# Reps



## cav11 (Dec 8, 2011)

Is this too much for bis if i do four exercises of 3 reps ? what do you think about that ?


----------



## doodoop (Dec 9, 2011)

cav11 said:


> Is this too much for bis if i do four exercises of 3 reps ? what do you think about that ?

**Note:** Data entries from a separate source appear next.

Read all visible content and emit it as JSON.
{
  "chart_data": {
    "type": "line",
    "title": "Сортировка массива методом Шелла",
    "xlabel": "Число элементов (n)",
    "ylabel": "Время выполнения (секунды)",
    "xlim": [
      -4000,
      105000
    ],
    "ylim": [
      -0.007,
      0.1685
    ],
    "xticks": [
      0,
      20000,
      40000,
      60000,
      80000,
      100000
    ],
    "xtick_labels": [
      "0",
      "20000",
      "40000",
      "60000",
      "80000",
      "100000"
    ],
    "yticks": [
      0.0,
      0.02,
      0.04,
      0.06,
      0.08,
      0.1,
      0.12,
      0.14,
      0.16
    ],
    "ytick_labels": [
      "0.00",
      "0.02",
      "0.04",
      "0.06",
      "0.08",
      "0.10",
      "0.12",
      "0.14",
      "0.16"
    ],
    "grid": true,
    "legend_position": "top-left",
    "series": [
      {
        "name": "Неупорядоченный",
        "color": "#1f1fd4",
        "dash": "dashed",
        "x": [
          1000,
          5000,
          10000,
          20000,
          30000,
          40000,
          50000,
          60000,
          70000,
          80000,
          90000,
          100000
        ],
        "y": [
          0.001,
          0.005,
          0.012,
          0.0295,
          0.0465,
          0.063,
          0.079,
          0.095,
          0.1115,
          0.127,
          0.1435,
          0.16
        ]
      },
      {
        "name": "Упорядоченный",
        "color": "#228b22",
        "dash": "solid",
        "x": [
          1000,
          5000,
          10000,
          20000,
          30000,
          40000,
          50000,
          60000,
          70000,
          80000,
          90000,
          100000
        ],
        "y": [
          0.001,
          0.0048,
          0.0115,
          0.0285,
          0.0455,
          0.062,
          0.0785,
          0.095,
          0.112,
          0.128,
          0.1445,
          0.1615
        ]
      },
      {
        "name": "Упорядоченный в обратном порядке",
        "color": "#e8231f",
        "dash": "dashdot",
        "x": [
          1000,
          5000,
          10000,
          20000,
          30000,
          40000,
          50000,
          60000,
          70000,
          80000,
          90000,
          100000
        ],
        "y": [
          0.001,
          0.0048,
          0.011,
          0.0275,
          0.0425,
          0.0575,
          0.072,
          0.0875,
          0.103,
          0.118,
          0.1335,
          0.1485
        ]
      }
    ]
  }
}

That is too little in my opinion reps wise bro.
Try three excercises,5 to 8 reps.


----------



## Alex. (Dec 10, 2011)

i'm the opposite mine have gotten bigger from less weight, 3-8 reps usually. 3-4 sets 2 excercises


----------



## kevin (Dec 12, 2011)

My bi's response better with more reps and lower weights. . I really would like to get your opinions on this lower weight subject


----------



## forman (Dec 13, 2011)

Each persons body responds differently. Just find what works best for your body.


----------



## ASHOP (Dec 14, 2011)

cav11 said:


> Is this too much for bis if i do four exercises of 3 reps ? what do you think about that ?



I would do more reps if it were me. Somewhere in the range of 6-10 reps.


----------



## anton88 (Dec 16, 2011)

I do 8-12 reps for 4 different excercies. Barbell, Dumbell curls, DB Preacher curls and Hammer curls.


----------



## alan.lev (Dec 19, 2011)

Three exercises, 9 total sets, 8-10 rep range


----------